Die Nordseekrabbe ist keine Krabbe, sondern eine Garnele.
Örtlich sind auch die Bezeichnungen Granat, Porren oder Kraut gebräuchlich.
Der Krabbenfang ist durch das Wechselspiel von Ebbe und Flut
geprägt, da es vielerorts nur möglich ist, den Fang bei Flut im Hafen
anzulanden. Krabben leben tagsüber eingegraben im Sandboden und schlickigen Grund, nächtliche Nahrungssuche im Wattenmeer, wobei die Tiere mit den Gezeiten
wandern.
Die folgenden Bilder hat Elke mir freundlicherweise zur
Verfügung gestellt.
Die Krabbenfischer fangen die Nordssee-Krabben mit Hilfe von
Schleppnetzen ein, welche über den Meeresgrund gezogen werden. Ein Krabbenkutter auf Fangfahrt in der Grimmershörner Bucht.
Meistens fahren die Krabbenfischer allerdings weiter raus. Es ist eher selten
das in der Bucht gefischt wird.
Nach dem Fang der Nordseekrabben werden diese an Bord der
Krabbenkutter zunächst vom Beifang, Sand und Schlick befreit, danach gekocht
und bis zur Anlandung in den Häfen gut gekühlt. Bei uns in Cuxhaven werden die
Krabben erst im Hafen auf den Kuttern gekocht, das hat wahrscheinlich damit zu
tun dass die Kutter direkt im Küstenbereich fangen, und die Rückfahrt in den
Hafen nur weinige Minuten Zeit in Anspruch nimmt.

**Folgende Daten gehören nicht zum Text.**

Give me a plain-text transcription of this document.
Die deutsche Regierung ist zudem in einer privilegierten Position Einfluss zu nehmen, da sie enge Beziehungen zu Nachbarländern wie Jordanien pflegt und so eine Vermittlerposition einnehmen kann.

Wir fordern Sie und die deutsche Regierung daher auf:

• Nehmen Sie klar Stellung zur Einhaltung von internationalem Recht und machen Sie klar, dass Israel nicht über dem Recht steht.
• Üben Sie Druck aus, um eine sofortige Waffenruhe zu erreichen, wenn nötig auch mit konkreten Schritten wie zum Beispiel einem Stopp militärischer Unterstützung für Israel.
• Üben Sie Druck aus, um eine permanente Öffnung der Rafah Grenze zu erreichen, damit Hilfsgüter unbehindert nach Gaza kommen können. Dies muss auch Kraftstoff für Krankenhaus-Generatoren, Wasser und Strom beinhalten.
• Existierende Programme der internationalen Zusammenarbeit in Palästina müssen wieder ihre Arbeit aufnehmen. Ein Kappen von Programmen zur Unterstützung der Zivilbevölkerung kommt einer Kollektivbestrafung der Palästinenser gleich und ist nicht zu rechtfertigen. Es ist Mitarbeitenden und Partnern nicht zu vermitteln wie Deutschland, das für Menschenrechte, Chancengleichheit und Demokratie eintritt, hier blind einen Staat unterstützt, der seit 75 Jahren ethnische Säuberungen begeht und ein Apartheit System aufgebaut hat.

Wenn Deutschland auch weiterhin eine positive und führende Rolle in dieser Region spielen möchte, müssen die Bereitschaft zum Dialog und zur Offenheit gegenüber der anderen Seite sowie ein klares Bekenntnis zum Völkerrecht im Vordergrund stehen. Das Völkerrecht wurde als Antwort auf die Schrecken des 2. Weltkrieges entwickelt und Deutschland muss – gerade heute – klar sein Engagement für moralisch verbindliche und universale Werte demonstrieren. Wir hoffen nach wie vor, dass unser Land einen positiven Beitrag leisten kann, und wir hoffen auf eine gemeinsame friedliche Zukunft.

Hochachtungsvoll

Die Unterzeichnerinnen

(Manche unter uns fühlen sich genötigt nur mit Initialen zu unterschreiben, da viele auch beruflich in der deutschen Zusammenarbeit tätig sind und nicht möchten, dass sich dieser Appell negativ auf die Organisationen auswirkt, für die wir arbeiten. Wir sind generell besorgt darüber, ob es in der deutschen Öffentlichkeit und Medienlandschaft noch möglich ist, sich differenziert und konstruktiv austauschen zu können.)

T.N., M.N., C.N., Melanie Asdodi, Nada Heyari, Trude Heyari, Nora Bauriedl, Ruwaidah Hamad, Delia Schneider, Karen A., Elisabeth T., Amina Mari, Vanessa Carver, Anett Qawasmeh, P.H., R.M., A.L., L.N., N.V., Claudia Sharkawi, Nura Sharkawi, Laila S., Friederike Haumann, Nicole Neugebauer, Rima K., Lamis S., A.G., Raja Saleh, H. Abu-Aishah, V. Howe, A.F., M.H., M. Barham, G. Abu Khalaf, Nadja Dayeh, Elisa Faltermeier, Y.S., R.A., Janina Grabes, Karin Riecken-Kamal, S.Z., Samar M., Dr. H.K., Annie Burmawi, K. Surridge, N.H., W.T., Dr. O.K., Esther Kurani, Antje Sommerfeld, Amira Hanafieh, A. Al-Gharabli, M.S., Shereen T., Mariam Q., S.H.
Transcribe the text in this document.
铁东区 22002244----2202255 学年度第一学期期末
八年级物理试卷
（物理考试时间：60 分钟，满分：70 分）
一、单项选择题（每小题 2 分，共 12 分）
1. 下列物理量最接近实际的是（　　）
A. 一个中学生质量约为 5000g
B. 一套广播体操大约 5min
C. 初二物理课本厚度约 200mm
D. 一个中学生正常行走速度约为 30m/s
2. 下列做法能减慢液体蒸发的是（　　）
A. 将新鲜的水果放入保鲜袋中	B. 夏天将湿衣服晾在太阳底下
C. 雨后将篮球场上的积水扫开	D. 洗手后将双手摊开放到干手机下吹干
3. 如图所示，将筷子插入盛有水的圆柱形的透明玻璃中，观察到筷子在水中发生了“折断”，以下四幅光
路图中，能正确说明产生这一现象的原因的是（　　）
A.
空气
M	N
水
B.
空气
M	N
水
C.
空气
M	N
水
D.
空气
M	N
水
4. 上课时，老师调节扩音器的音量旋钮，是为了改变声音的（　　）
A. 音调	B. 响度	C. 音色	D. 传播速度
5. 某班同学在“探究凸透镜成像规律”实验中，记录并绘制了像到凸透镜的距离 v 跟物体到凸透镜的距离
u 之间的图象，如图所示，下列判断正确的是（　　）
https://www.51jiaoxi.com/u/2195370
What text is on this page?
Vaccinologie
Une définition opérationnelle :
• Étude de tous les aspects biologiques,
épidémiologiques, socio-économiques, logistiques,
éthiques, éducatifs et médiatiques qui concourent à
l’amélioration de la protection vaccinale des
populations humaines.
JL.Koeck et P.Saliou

In der Regel ist so ein Kutter 15 bis 16 Meter land und
erreicht eine Geschwindigkeit von 11 Knoten (= 20,4 km/h). Sind die Krabben den
Fischern ins Netz gegangen, werden sie in einen riesigen Topf gekocht.
Aus den anfangs graufarbenen Krabben werden später appetitlich
aussehende rosafarbene. Zum Abtropfen werden sie anschließend in große Siebe
geschöpft und gepult.
Das sieht dann so aus
Ich hoffe es hat Euch gefallen. Bleibt gesund im Jahr 2014.